Mu Lei is a Beijing-based professional artist on surreal paintings. He was born in Jiangsu, China in 1984. He got his Bachelor of Arts from Sichuan Institute of Fine Art in 2007. He becomes famous when his work was exhibited in many art shows around the world including “Future Pass,” Abbazio di San Gregorio and Palazzo Mangili-Valmarana, Venice, Italy; National Taiwan Museum of Fine Arts, Taichung, Taiwan; Today Art Museum, Beijing, China. Check his work out here.
Mu Lei path of success is not that difficult as most of his predecessors. When China officially opened its doors to the west, Mu Lei represents a generation under the ever-increased influence of western consumerism yet without the emotional trauma suffered by prior generations. His artistic ability stands out working as a window to the cultural attitude of his predecessors in terms of art creativities.
Being the youngest artist to exhibit at the prestigious Venice Biennale in 2011, Mu discovers “his” new China art with the visual symbols that reflect the new generations across the world who relate to a similar cultural experience shared through the global media and the internet.
His “anime pop” style embodies the essence of contemporary Chinese youth culture meets consumerist allure that has been transforming the country for nearly three decades.
When asked about how he sees his artistic style and what inspires him most he said, “I usually play with the concepts of weakness and strength, in a surreal way. Stealth fighters, submarines and other symbols of strength collide with Eastern symbolism in the form of clouds, water, lotuses, the latter of which actually prove to be more powerful. These ideas spring from traditional theories of yin and yang and the five elements concept of metal, wood, water, fire, and earth — the elements reinforce one another — weak relative to strong, male relative to female. Water can carry a boat, but it can also sink it”.
And whether or not he is more influenced by Chinese artistic elements or Western elements, he said, “In my artwork, by using a humorous context I want to point out how modern society has in many ways crushed traditional civilization. Here, Chinese traditional culture collide with Western philosophical norms, but that also reflects the current state of China’s social development and what that means for society as a whole.”
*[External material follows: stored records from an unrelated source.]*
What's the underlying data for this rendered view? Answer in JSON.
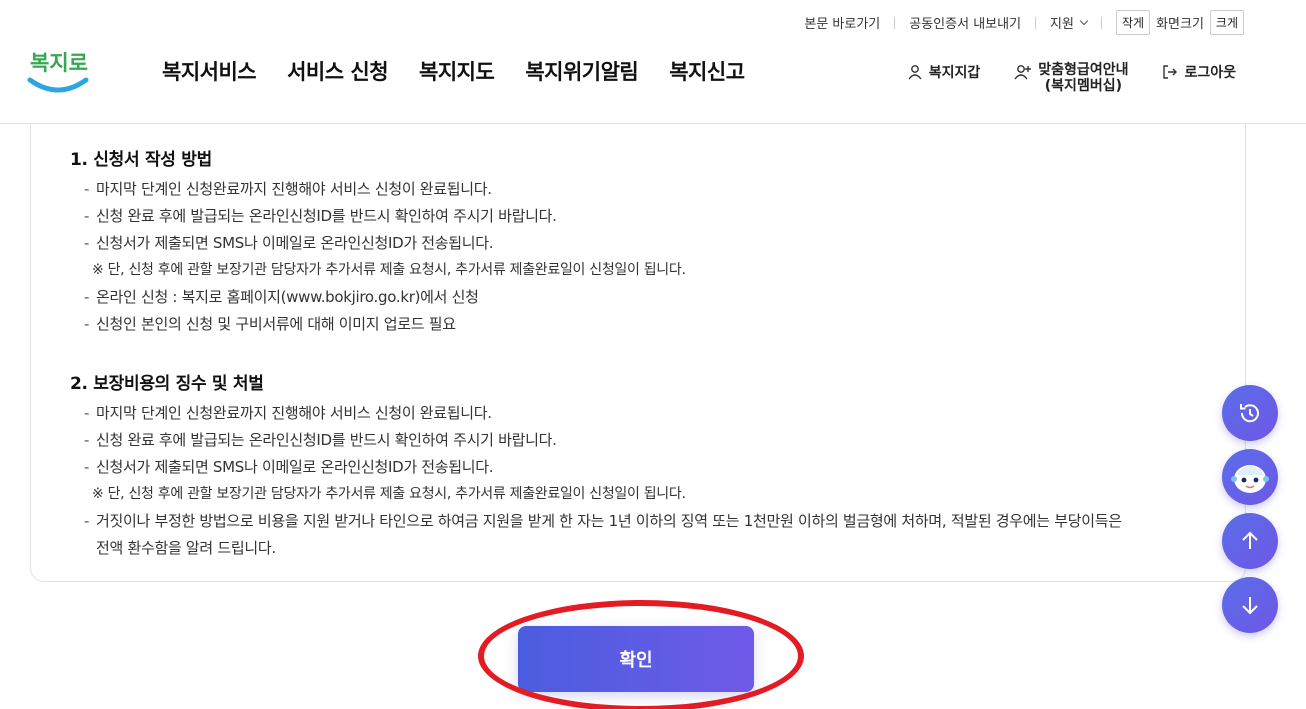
{
  "util": {
    "skip_link": "본문 바로가기",
    "cert_export": "공동인증서 내보내기",
    "support": "지원",
    "font_small": "작게",
    "font_size_label": "화면크기",
    "font_large": "크게"
  },
  "logo": {
    "text": "복지로"
  },
  "gnb": {
    "items": [
      "복지서비스",
      "서비스 신청",
      "복지지도",
      "복지위기알림",
      "복지신고"
    ]
  },
  "user_menu": {
    "wallet": "복지지갑",
    "membership_line1": "맞춤형급여안내",
    "membership_line2": "(복지멤버십)",
    "logout": "로그아웃"
  },
  "sections": [
    {
      "title": "1. 신청서 작성 방법",
      "items": [
        {
          "type": "dash",
          "text": "마지막 단계인 신청완료까지 진행해야 서비스 신청이 완료됩니다."
        },
        {
          "type": "dash",
          "text": "신청 완료 후에 발급되는 온라인신청ID를 반드시 확인하여 주시기 바랍니다."
        },
        {
          "type": "dash",
          "text": "신청서가 제출되면 SMS나 이메일로 온라인신청ID가 전송됩니다."
        },
        {
          "type": "note",
          "text": "※ 단, 신청 후에 관할 보장기관 담당자가 추가서류 제출 요청시, 추가서류 제출완료일이 신청일이 됩니다."
        },
        {
          "type": "dash",
          "text": "온라인 신청 : 복지로 홈페이지(www.bokjiro.go.kr)에서 신청"
        },
        {
          "type": "dash",
          "text": "신청인 본인의 신청 및 구비서류에 대해 이미지 업로드 필요"
        }
      ]
    },
    {
      "title": "2. 보장비용의 징수 및 처벌",
      "items": [
        {
          "type": "dash",
          "text": "마지막 단계인 신청완료까지 진행해야 서비스 신청이 완료됩니다."
        },
        {
          "type": "dash",
          "text": "신청 완료 후에 발급되는 온라인신청ID를 반드시 확인하여 주시기 바랍니다."
        },
        {
          "type": "dash",
          "text": "신청서가 제출되면 SMS나 이메일로 온라인신청ID가 전송됩니다."
        },
        {
          "type": "note",
          "text": "※ 단, 신청 후에 관할 보장기관 담당자가 추가서류 제출 요청시, 추가서류 제출완료일이 신청일이 됩니다."
        },
        {
          "type": "dash",
          "text": "거짓이나 부정한 방법으로 비용을 지원 받거나 타인으로 하여금 지원을 받게 한 자는 1년 이하의 징역 또는 1천만원 이하의 벌금형에 처하며, 적발된 경우에는 부당이득은",
          "text2": "전액 환수함을 알려 드립니다."
        }
      ]
    }
  ],
  "confirm_button": "확인",
  "floating": {
    "history_icon": "history-icon",
    "chatbot_icon": "chatbot-icon",
    "top_icon": "arrow-up-icon",
    "bottom_icon": "arrow-down-icon"
  },
  "colors": {
    "accent": "#5a5fe4",
    "highlight": "#e31b23",
    "logo_blue": "#2ba6e0"
  }
}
But when having to express his feeling about the impact that technology has had on contemporary art in China. He said, “Well, I don’t only work in easel painting, I also create new media installations. Actually, a decade ago people didn’t rely that much on computers. The connection between digital media and art wasn’t nearly as close as it is today, and people are changing along with the times. But by trying out new technological platforms, artists can try out a lot of creative ideas, which I think actually increases the possibilities for experimentation and engaging in dialogue with the audience.”